Opps, yes, I wasn't thinking about realloc. But I think the code needs more work; I would not be happy including messy code full of false comments (confusion between bytes and characters) into my project.
Was it really necessary to reimplement OPEN ... ENCODING?
GNU/Linux and other Unices more or less all behave the same, with some exceptions like Android, which has an incomplete and non-standard libc, especially when it comes to widechar strings. However I'm not sure whether they all use "UTF-8" in the locale name. I read "On some UNIX-type systems, non-standard names are used for encodings". I'm also not certain whether they all use 4-byte wstrings, but you can use "sizeof(wstring)" to test this instead of assuming (it seems a pretty safe assumption, though). As I wrote in the other thread, it's wrong to assume that the default encoding on Unix is UTF8, which your code does, in the Dw_Str function.

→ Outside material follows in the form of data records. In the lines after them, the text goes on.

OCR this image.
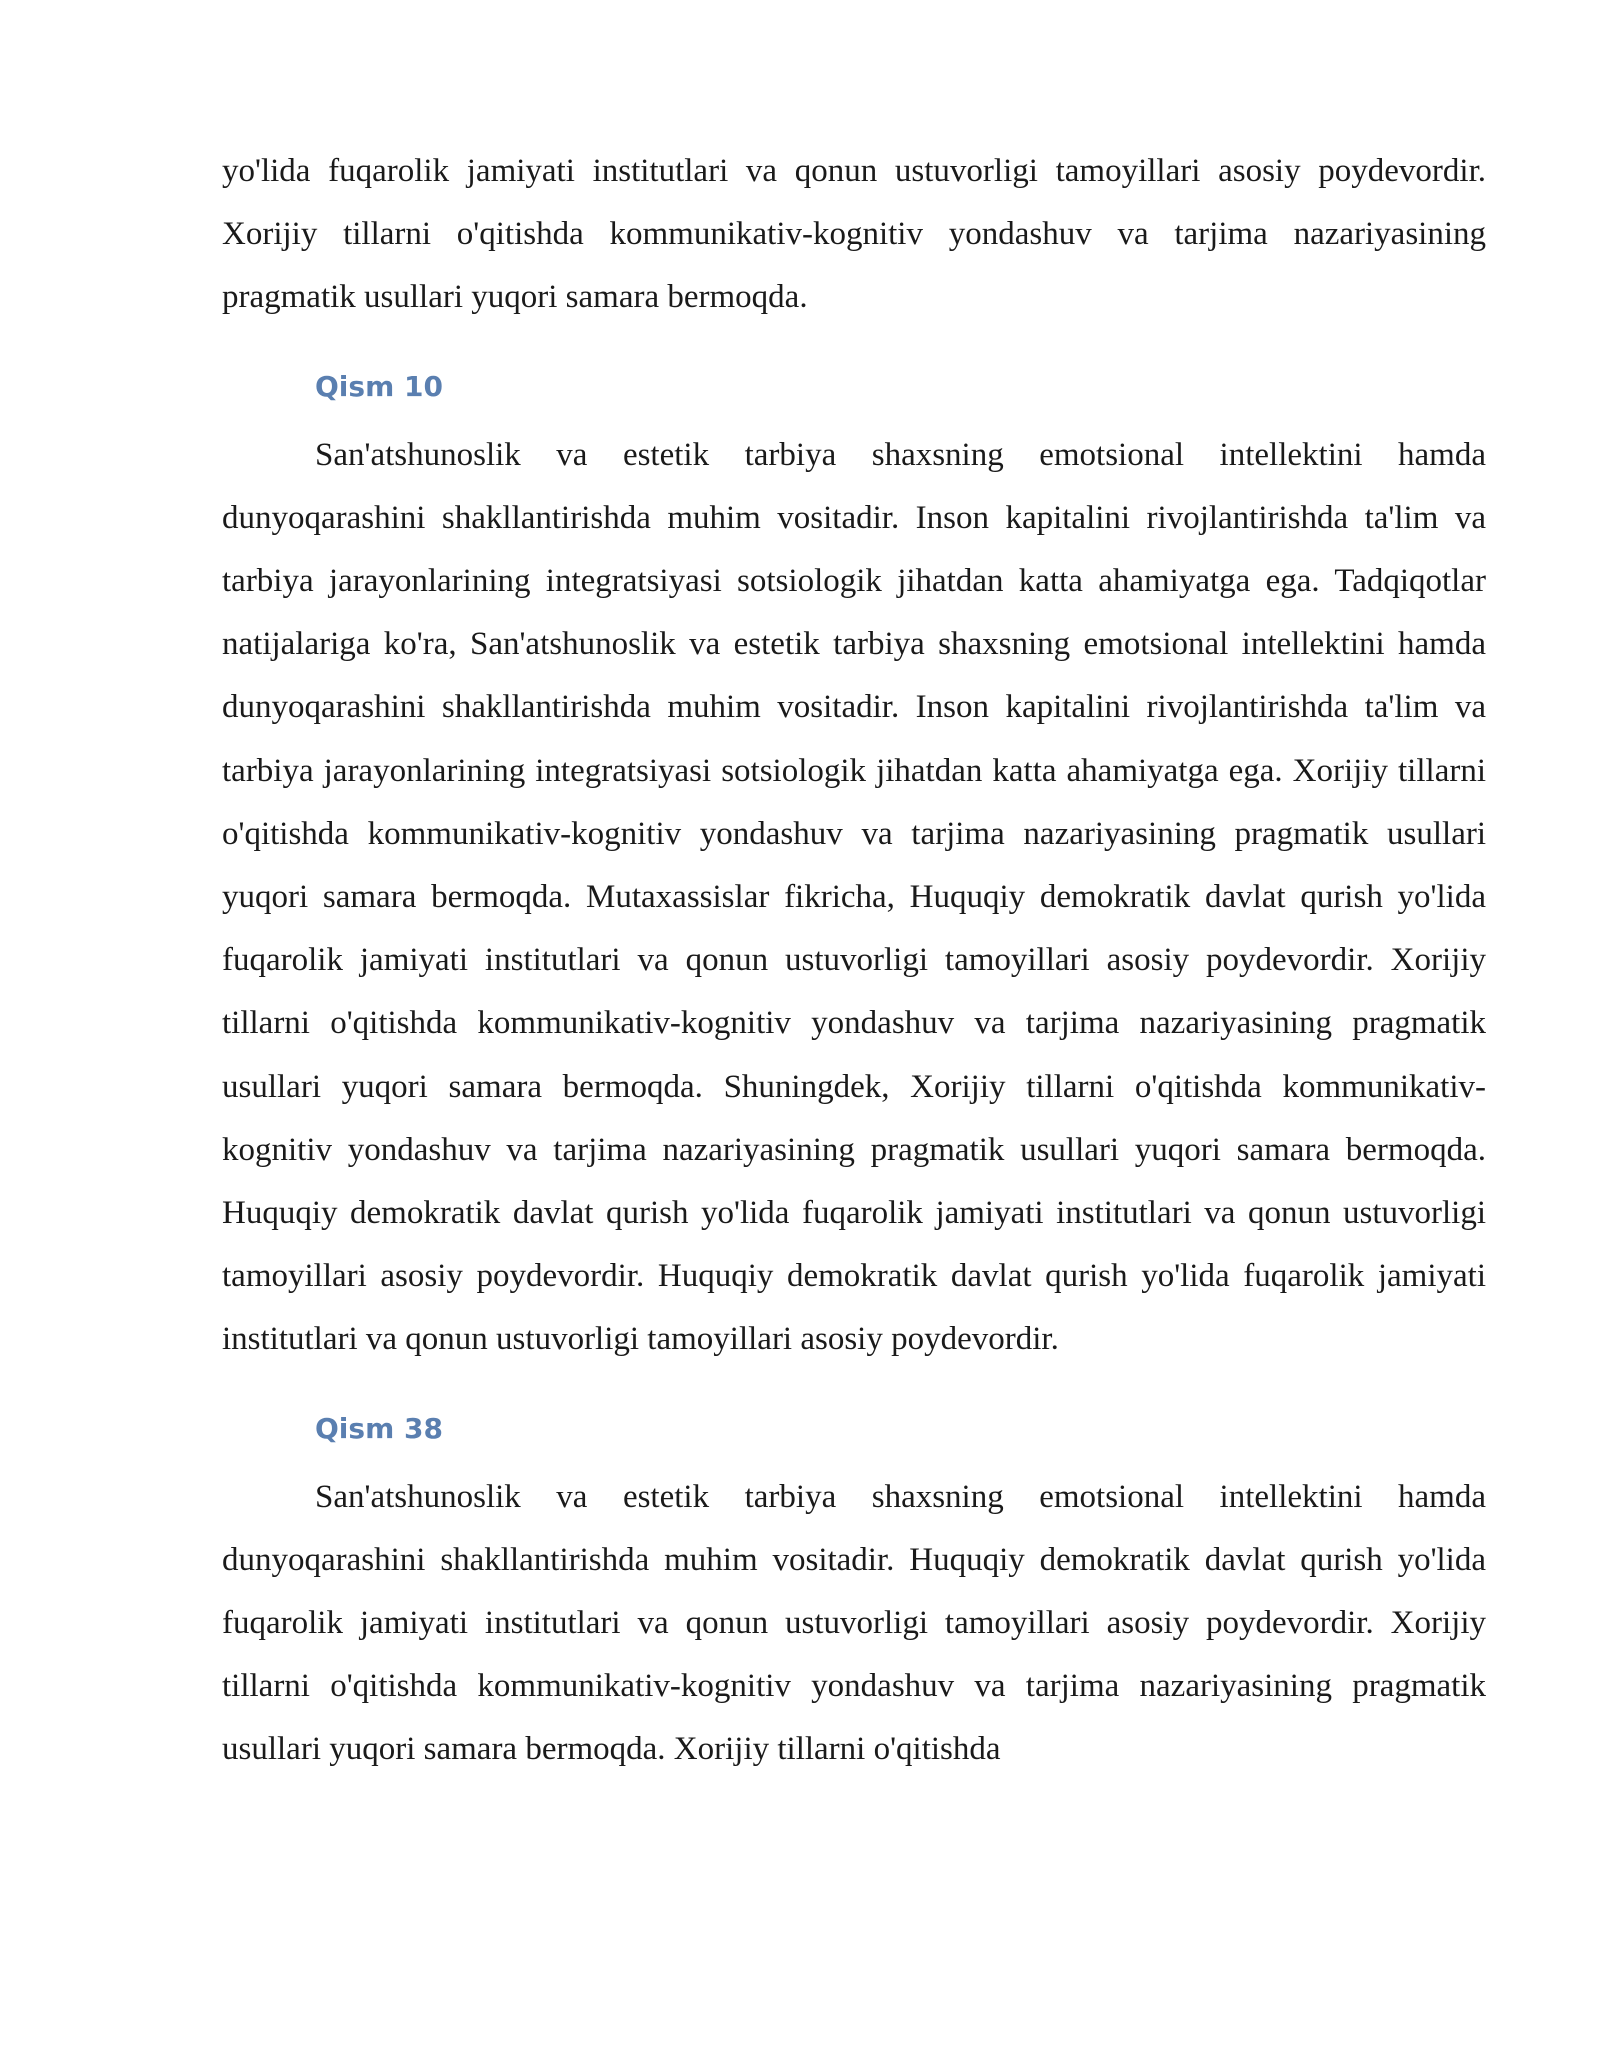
yo'lida fuqarolik jamiyati institutlari va qonun ustuvorligi tamoyillari asosiy poydevordir. Xorijiy tillarni o'qitishda kommunikativ-kognitiv yondashuv va tarjima nazariyasining pragmatik usullari yuqori samara bermoqda.

Qism 10

San'atshunoslik va estetik tarbiya shaxsning emotsional intellektini hamda dunyoqarashini shakllantirishda muhim vositadir. Inson kapitalini rivojlantirishda ta'lim va tarbiya jarayonlarining integratsiyasi sotsiologik jihatdan katta ahamiyatga ega. Tadqiqotlar natijalariga ko'ra, San'atshunoslik va estetik tarbiya shaxsning emotsional intellektini hamda dunyoqarashini shakllantirishda muhim vositadir. Inson kapitalini rivojlantirishda ta'lim va tarbiya jarayonlarining integratsiyasi sotsiologik jihatdan katta ahamiyatga ega. Xorijiy tillarni o'qitishda kommunikativ-kognitiv yondashuv va tarjima nazariyasining pragmatik usullari yuqori samara bermoqda. Mutaxassislar fikricha, Huquqiy demokratik davlat qurish yo'lida fuqarolik jamiyati institutlari va qonun ustuvorligi tamoyillari asosiy poydevordir. Xorijiy tillarni o'qitishda kommunikativ-kognitiv yondashuv va tarjima nazariyasining pragmatik usullari yuqori samara bermoqda. Shuningdek, Xorijiy tillarni o'qitishda kommunikativ-kognitiv yondashuv va tarjima nazariyasining pragmatik usullari yuqori samara bermoqda. Huquqiy demokratik davlat qurish yo'lida fuqarolik jamiyati institutlari va qonun ustuvorligi tamoyillari asosiy poydevordir. Huquqiy demokratik davlat qurish yo'lida fuqarolik jamiyati institutlari va qonun ustuvorligi tamoyillari asosiy poydevordir.

Qism 38

San'atshunoslik va estetik tarbiya shaxsning emotsional intellektini hamda dunyoqarashini shakllantirishda muhim vositadir. Huquqiy demokratik davlat qurish yo'lida fuqarolik jamiyati institutlari va qonun ustuvorligi tamoyillari asosiy poydevordir. Xorijiy tillarni o'qitishda kommunikativ-kognitiv yondashuv va tarjima nazariyasining pragmatik usullari yuqori samara bermoqda. Xorijiy tillarni o'qitishda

setlocale is very unpleasant, because it controls both external encodings of text (filenames, text printed to console), and internal encodings of strings in your program. Which is why I'm not using mbstowcs/etc at all, I need internal strings to be UTF8 regardless of what the external encoding is! That's also why I don't like wstring: no control over whether it's 16 bit or 32 bit.
Unfortunately, calling setlocale at runtime in Dwstr_To_Str2 isn't thread-safe, but I don't know how to fix that. mbstowcs_l, which takes the locale as an argument, isn't standard.
marpon wrote:its clear you can use it as it is, it's not open source.
Sorry, I can't use it (if I had wanted to use wstrings), and neither can anyone else who writes free/open source software, such as FreeBASIC itself. Your license is incompatible with ALL open source/free software, by the OSI and FSF standard definitions of open source and of free software! The all disallow putting restrictions on selling the executables or source code.
> the valgrind warning on 32 builds
I 'm not familiar with valgrind , so i do not identify where it is in the code
Unfortunately valgrind doesn't print the line numbers; but maybe this gdb backtrace will help:
Code: Select all
(gdb) bt full
#0 0x0403582c in _vgr20370ZU_libcZdsoZa_wcslen (str=0x433f218) at ../shared/vg_replace_strmem.c:1660
#1 0x0804ed66 in DWSTR::ADD (THIS=..., PWSZSTR=<error reading variable>, NLEN=<error reading variable>) at /mnt/common/src/dwstr/DWSTR.inc:454
NLENSTRING = 0
#2 0x0804eaf0 in DWSTR::operator= (THIS=..., PWSZSTR=<error reading variable>) at /mnt/common/src/dwstr/DWSTR.inc:334
No locals.
#3 0x0804b62f in main (__FB_ARGC__=<error reading variable>, __FB_ARGV__=<error reading variable>) at linux_test_1_dwstr.bas:105
...
DW2 = {M_PBUFFER = 0x4339288, M_BUFFERLEN = 0, M_CAPACITY = 260, M_GROWSIZE = 260, M_FLAG = 0}
(gdb) frame 1
#1 0x0804ed66 in DWSTR::ADD (THIS=..., PWSZSTR=<error reading variable>, NLEN=<error reading variable>) at /mnt/common/src/dwstr/DWSTR.inc:454
454 nLenString = .LEN(*pwszStr)
(gdb) p PWSZSTR
$1 = (uinteger *) 0x433f218
(gdb) p NLEN
$2 = -1
its just because its a define to a constant, i imagine it could be faster than every time sizeof(wstring), my quest of speed...
sizeof is always evaluated at compiletime (even if you use inheritance and do sizeof(*baseclassptr), it doesn't figure out the size of the actual object at runtime)
I can imagine you don't use Ucase/Lcase ,mid, reverse, replace, ... even len , to play with unit codes, at least for that kind of functions wstrings are more easy.
If you want to handle surrogate pairs correctly, then UTF16 isn't really easier than UTF8.
Implementing LEN/MID/LEFT/RIGHT/ASC/CHR for UTF8 is not too hard, but almost always I care about the number of pixels long a string is (with variable-width fonts), or drawing just the right/left X pixels of it, instead of the number of characters.
You can just use normal LCASE/UCASE on UTF8 STRINGs if you only want them to work on ASCII characters; implementing them for unicode is far too complex and I don't need that.
Normal INSTR also works with UTF8. The result is bytes, not characters, but actually that's usually what you want anyway.
I don't think I've ever had to reverse a string. But there many other operations, like excluding certain characters or replacing substrings or comparing strings. Actually, it looks like most of them will just work on UTF8. It's a clever encoding.